It’s never about our choice but about what life deems fit to throw at us.
If a medical practitioner had told me weeks before that it’s normal to experience a headache alongside a stomach ache, I wouldn’t have agreed. The reason is not far-fetched: I consider both illnesses chronic on their own and couldn’t imagine someone experiencing both at the same time. Unknown to me, when our blessings are being counted, we must not overlook the fact that others are still expectant.
In fact, I have, countless times, debated with friends about which of the two is more manageable. They’d always choose a stomach ache, while I, unsurprisingly, would choose a headache—of course, based on the assumption that they don’t know what the twinge of a stomach ache feels like.
My experience with both illnesses some days ago exposed me to the severe strength embedded in each and reinstated in my mind the overlooked philosophy of life.
Just because I was fortunate enough not to have experienced both at once shouldn’t have made me think it impossible. Although the lesson was learned the hard way, it equipped my mind with the understanding of different possibilities that bloom on this meadow of life and cleansed my lenses of every myopic germ.
Different thoughts swarmed my mind while the battle raged:
- When my throbbing head couldn’t be raised as I wished.
- When I felt some slimy liquid coursing down my forehead.
- When I couldn’t touch my own body out of fear of burning my palms.
- When those chunks of pain leisurely tugged at my stomach in rage.
- When my mouth wrung every ounce of a balanced diet with ease.
- When my bones crackled in fiery swishes.
I couldn’t help but think of how unexpected and grandly death might strike.
It doesn’t have to be through malaria alone.
It doesn’t have to be through an inferno alone.
It doesn’t have to be through drowning alone.

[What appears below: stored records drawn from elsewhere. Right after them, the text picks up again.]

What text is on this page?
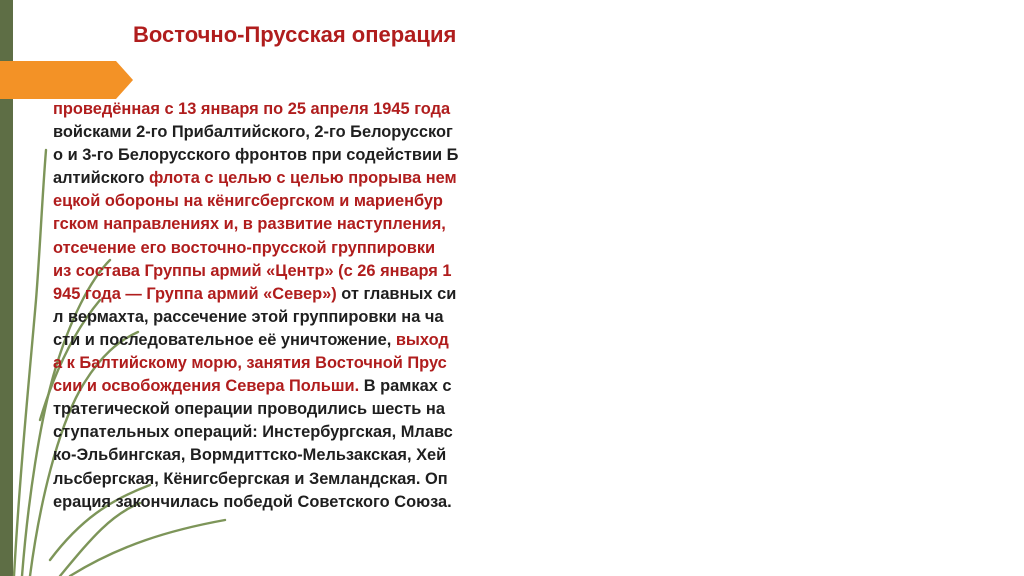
Восточно-Прусская операция

проведённая с 13 января по 25 апреля 1945 года
войсками 2-го Прибалтийского, 2-го Белорусског
о и 3-го Белорусского фронтов при содействии Б
алтийского флота с целью с целью прорыва нем
ецкой обороны на кёнигсбергском и мариенбур
гском направлениях и, в развитие наступления,
отсечение его восточно-прусской группировки
из состава Группы армий «Центр» (с 26 января 1
945 года — Группа армий «Север») от главных си
л вермахта, рассечение этой группировки на ча
сти и последовательное её уничтожение, выход
а к Балтийскому морю, занятия Восточной Прус
сии и освобождения Севера Польши. В рамках с
тратегической операции проводились шесть на
ступательных операций: Инстербургская, Млавс
ко-Эльбингская, Вормдиттско-Мельзакская, Хей
льсбергская, Кёнигсбергская и Земландская. Оп
ерация закончилась победой Советского Союза.
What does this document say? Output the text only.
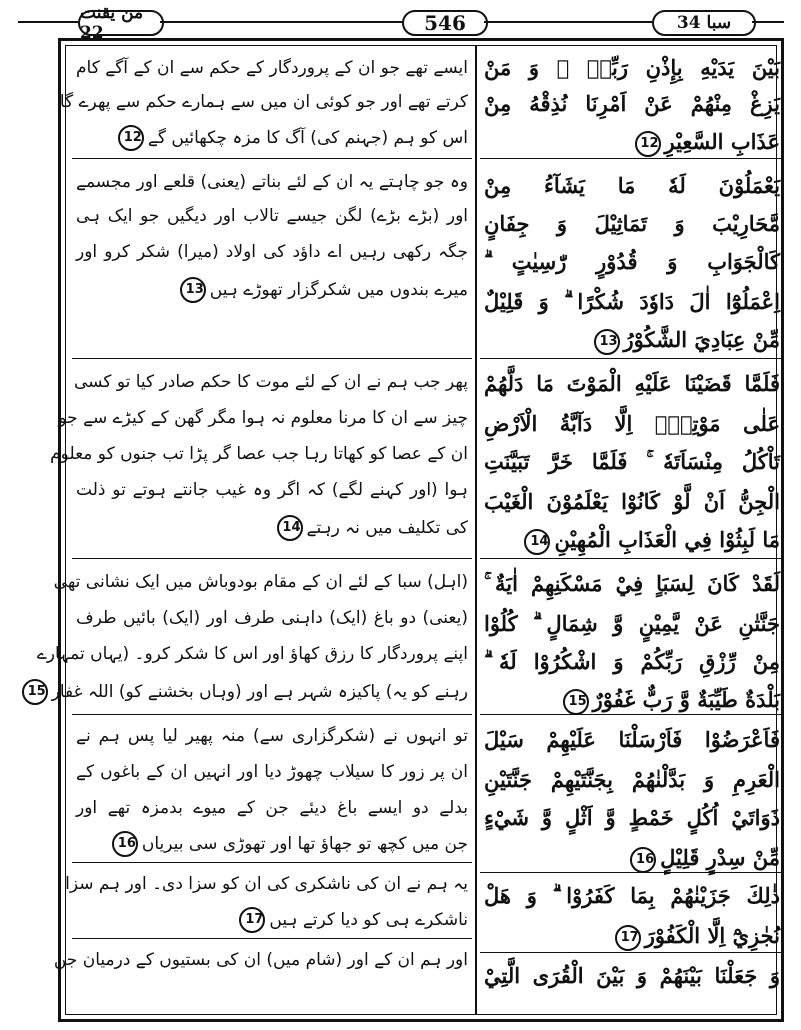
من یقنت 22	546	سبا 34
ایسے تھے جو ان کے پروردگار کے حکم سے ان کے آگے کام
کرتے تھے اور جو کوئی ان میں سے ہمارے حکم سے پھرے گا
اس کو ہم (جہنم کی) آگ کا مزہ چکھائیں گے12
وہ جو چاہتے یہ ان کے لئے بناتے (یعنی) قلعے اور مجسمے
اور (بڑے بڑے) لگن جیسے تالاب اور دیگیں جو ایک ہی
جگہ رکھی رہیں اے داؤد کی اولاد (میرا) شکر کرو اور
میرے بندوں میں شکرگزار تھوڑے ہیں13
پھر جب ہم نے ان کے لئے موت کا حکم صادر کیا تو کسی
چیز سے ان کا مرنا معلوم نہ ہوا مگر گھن کے کیڑے سے جو
ان کے عصا کو کھاتا رہا جب عصا گر پڑا تب جنوں کو معلوم
ہوا (اور کہنے لگے) کہ اگر وہ غیب جانتے ہوتے تو ذلت
کی تکلیف میں نہ رہتے14
(اہل) سبا کے لئے ان کے مقام بودوباش میں ایک نشانی تھی
(یعنی) دو باغ (ایک) داہنی طرف اور (ایک) بائیں طرف
اپنے پروردگار کا رزق کھاؤ اور اس کا شکر کرو۔ (یہاں تمہارے
رہنے کو یہ) پاکیزہ شہر ہے اور (وہاں بخشنے کو) اللہ غفار15
تو انہوں نے (شکرگزاری سے) منہ پھیر لیا پس ہم نے
ان پر زور کا سیلاب چھوڑ دیا اور انہیں ان کے باغوں کے
بدلے دو ایسے باغ دیئے جن کے میوے بدمزہ تھے اور
جن میں کچھ تو جھاؤ تھا اور تھوڑی سی بیریاں16
یہ ہم نے ان کی ناشکری کی ان کو سزا دی۔ اور ہم سزا
ناشکرے ہی کو دیا کرتے ہیں17
اور ہم ان کے اور (شام میں) ان کی بستیوں کے درمیان جن
بَيْنَ يَدَيْهِ بِإِذْنِ رَبِّهٖ ۗ وَ مَنْ
يَزِغْ مِنْهُمْ عَنْ اَمْرِنَا نُذِقْهُ مِنْ
عَذَابِ السَّعِيْرِ12
يَعْمَلُوْنَ لَهٗ مَا يَشَآءُ مِنْ
مَّحَارِيْبَ وَ تَمَاثِيْلَ وَ جِفَانٍ
كَالْجَوَابِ وَ قُدُوْرٍ رّٰسِيٰتٍ ۗ
اِعْمَلُوْٓا اٰلَ دَاوٗدَ شُكْرًا ۗ وَ قَلِيْلٌ
مِّنْ عِبَادِيَ الشَّكُوْرُ13
فَلَمَّا قَضَيْنَا عَلَيْهِ الْمَوْتَ مَا دَلَّهُمْ
عَلٰى مَوْتِهٖٓ اِلَّا دَآبَّةُ الْاَرْضِ
تَاْكُلُ مِنْسَاَتَهٗ ۚ فَلَمَّا خَرَّ تَبَيَّنَتِ
الْجِنُّ اَنْ لَّوْ كَانُوْا يَعْلَمُوْنَ الْغَيْبَ
مَا لَبِثُوْا فِي الْعَذَابِ الْمُهِيْنِ14
لَقَدْ كَانَ لِسَبَاٍ فِيْ مَسْكَنِهِمْ اٰيَةٌ ۚ
جَنَّتٰنِ عَنْ يَّمِيْنٍ وَّ شِمَالٍ ۗ كُلُوْا
مِنْ رِّزْقِ رَبِّكُمْ وَ اشْكُرُوْا لَهٗ ۗ
بَلْدَةٌ طَيِّبَةٌ وَّ رَبٌّ غَفُوْرٌ15
فَاَعْرَضُوْا فَاَرْسَلْنَا عَلَيْهِمْ سَيْلَ
الْعَرِمِ وَ بَدَّلْنٰهُمْ بِجَنَّتَيْهِمْ جَنَّتَيْنِ
ذَوَاتَيْ اُكُلٍ خَمْطٍ وَّ اَثْلٍ وَّ شَيْءٍ
مِّنْ سِدْرٍ قَلِيْلٍ16
ذٰلِكَ جَزَيْنٰهُمْ بِمَا كَفَرُوْا ۗ وَ هَلْ
نُجٰزِيْٓ اِلَّا الْكَفُوْرَ17
وَ جَعَلْنَا بَيْنَهُمْ وَ بَيْنَ الْقُرَى الَّتِيْ
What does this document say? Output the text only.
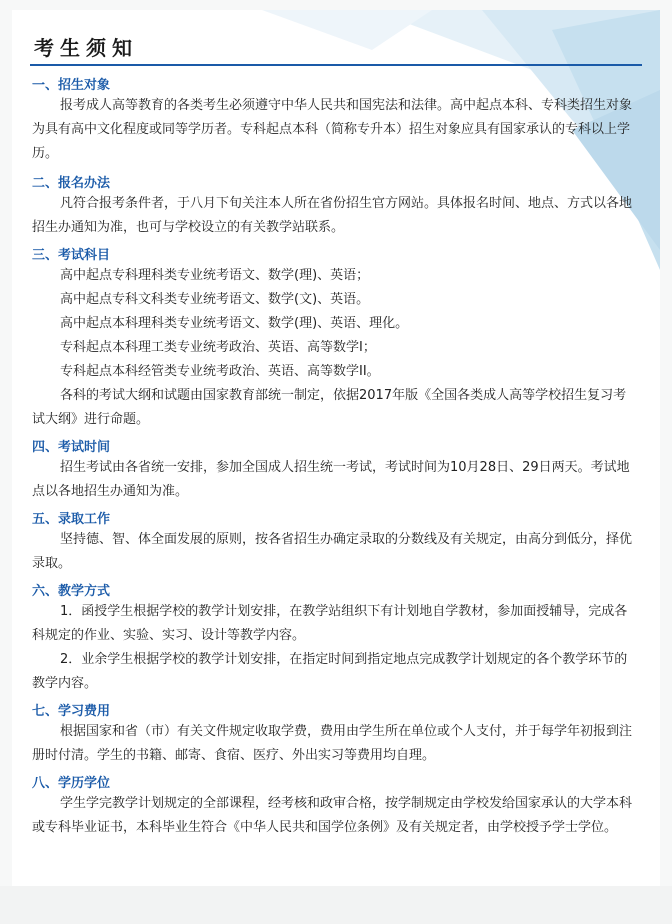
考生须知
一、招生对象
报考成人高等教育的各类考生必须遵守中华人民共和国宪法和法律。高中起点本科、专科类招生对象为具有高中文化程度或同等学历者。专科起点本科（简称专升本）招生对象应具有国家承认的专科以上学历。
二、报名办法
凡符合报考条件者，于八月下旬关注本人所在省份招生官方网站。具体报名时间、地点、方式以各地招生办通知为准，也可与学校设立的有关教学站联系。
三、考试科目
高中起点专科理科类专业统考语文、数学(理)、英语；
高中起点专科文科类专业统考语文、数学(文)、英语。
高中起点本科理科类专业统考语文、数学(理)、英语、理化。
专科起点本科理工类专业统考政治、英语、高等数学I；
专科起点本科经管类专业统考政治、英语、高等数学II。
各科的考试大纲和试题由国家教育部统一制定，依据2017年版《全国各类成人高等学校招生复习考试大纲》进行命题。
四、考试时间
招生考试由各省统一安排，参加全国成人招生统一考试，考试时间为10月28日、29日两天。考试地点以各地招生办通知为准。
五、录取工作
坚持德、智、体全面发展的原则，按各省招生办确定录取的分数线及有关规定，由高分到低分，择优录取。
六、教学方式
1．函授学生根据学校的教学计划安排，在教学站组织下有计划地自学教材，参加面授辅导，完成各科规定的作业、实验、实习、设计等教学内容。
2．业余学生根据学校的教学计划安排，在指定时间到指定地点完成教学计划规定的各个教学环节的教学内容。
七、学习费用
根据国家和省（市）有关文件规定收取学费，费用由学生所在单位或个人支付，并于每学年初报到注册时付清。学生的书籍、邮寄、食宿、医疗、外出实习等费用均自理。
八、学历学位
学生学完教学计划规定的全部课程，经考核和政审合格，按学制规定由学校发给国家承认的大学本科或专科毕业证书，本科毕业生符合《中华人民共和国学位条例》及有关规定者，由学校授予学士学位。
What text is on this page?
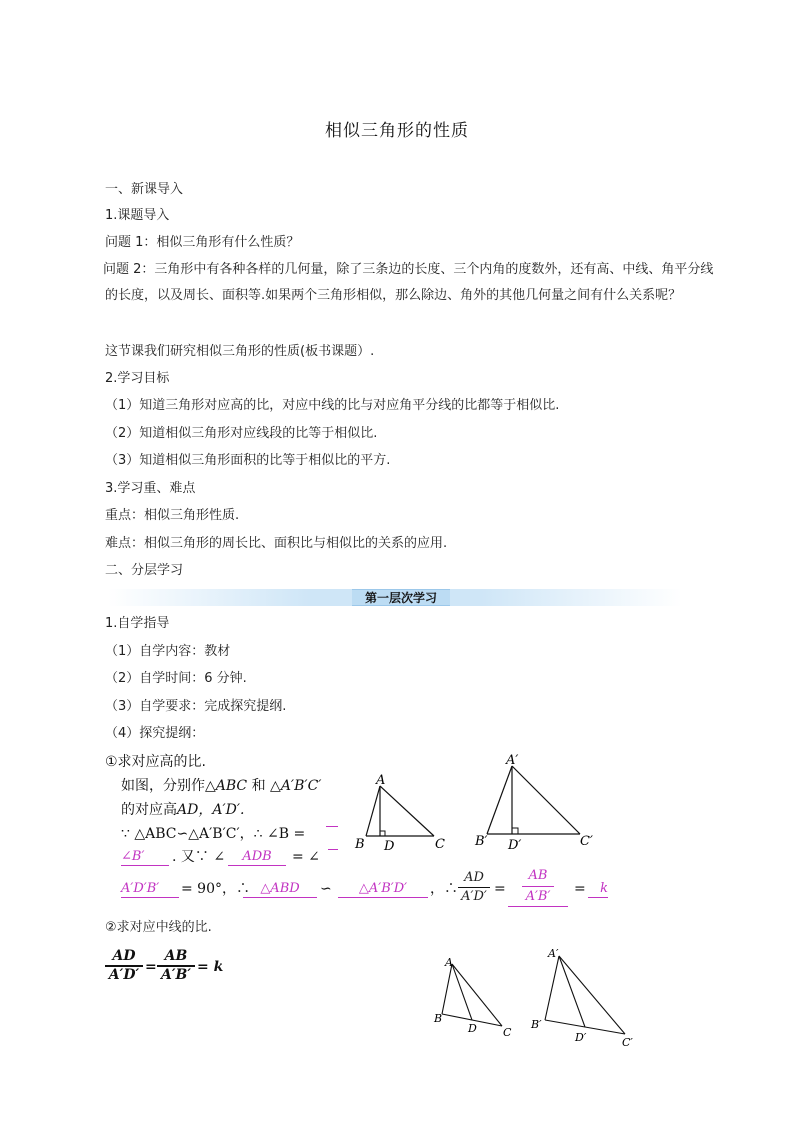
相似三角形的性质
一、新课导入
1.课题导入
问题 1：相似三角形有什么性质？
问题 2：三角形中有各种各样的几何量，除了三条边的长度、三个内角的度数外，还有高、中线、角平分线的长度，以及周长、面积等.如果两个三角形相似，那么除边、角外的其他几何量之间有什么关系呢？
这节课我们研究相似三角形的性质(板书课题）.
2.学习目标
（1）知道三角形对应高的比，对应中线的比与对应角平分线的比都等于相似比.
（2）知道相似三角形对应线段的比等于相似比.
（3）知道相似三角形面积的比等于相似比的平方.
3.学习重、难点
重点：相似三角形性质.
难点：相似三角形的周长比、面积比与相似比的关系的应用.
二、分层学习
第一层次学习
1.自学指导
（1）自学内容：教材
（2）自学时间：6 分钟.
（3）自学要求：完成探究提纲.
（4）探究提纲：
①求对应高的比.
如图，分别作△ABC 和 △A′B′C′
的对应高AD，A′D′.
∵ △ABC∽△A′B′C′，∴ ∠B =
∠B′	. 又∵ ∠	ADB	= ∠
A′D′B′	= 90°，∴ △ABD	∽	△A′B′D′	，∴
AD
A′D′ =
AB
A′B′	=	k
A
B	C
D
A′
B′	C′
D′
②求对应中线的比.
AD
A′D′ =
AB
A′B′ = k	A
B
C
D
A′
B′
C′
D′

It doesn’t have to be by accident alone.
It might combine every painful means ever known on earth, unperturbed by what awaits us beyond.
If these possibilities are not far from the truth, how is it that we so easily forget death?
Why do we live as if we’ve already been given a permanent license to occupy this space?
Why do we dare Allãh as if we own our breaths?
Why is intentional worship a burden in our throats?
Why do we defy Allãh’s rules and still expect a splendid night’s rest?
Why…?
Just why…?
Since it is apparent that to live is to die,
Let our actions be guided by the fact that our fate after death is as blurry as translucent rocks.